In football, the market for goalkeepers is exclusive. Recruiters tend not to invest equivalent transfer fees on goalkeepers relative to other positions and goalkeepers are also paid less than outfield players. But a relatively undisputed view is that first-rate goalkeepers are critical to team success - it seems paradoxical that fewer financial resources are dedicated to the position.
With colleagues internationally, we have begun to consider these issues and last week published a new paper on ‘Salary determination in professional football: empirical evidence from goalkeepers’ in the European Sport Management Quarterly.
In this paper, we test the determinants of goalkeeper pay and discuss if football clubs effectively separate goalkeeper performances from outfield players. Goalkeepers after all should be evaluated on their own performance, not on that of those around them.

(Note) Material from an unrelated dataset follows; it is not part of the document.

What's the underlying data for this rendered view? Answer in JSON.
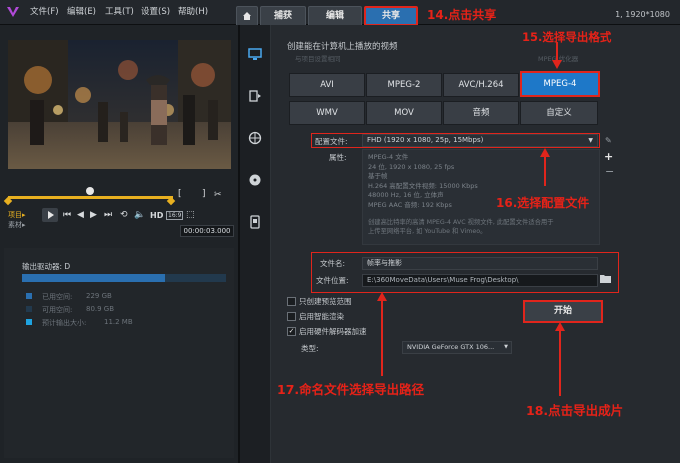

We use a new goalkeeper salary dataset from Capology and match this with basic and advanced performance measures produced by Statsbomb.
What do we find? Clubs use primitive defensive statistics to determine goalkeeper pay. Counter-intuitively, we fail to find evidence that goalkeepers who save more shots get paid more and goalkeepers are not remunerated for their direct defensive contributions. Team outcomes rather than goalkeeper performance seems to be critical to their pay, despite the presence of advanced stats that allow goalkeepers ability to be individually appraised such as post shot expected goals.
Maybe the most interesting result is the importance of goalkeeper’s passing success for salary determination. The labour market rewards goalkeepers who are better than others at contributing to their team’s offensive moves – modern goalkeepers are now the first line of attack!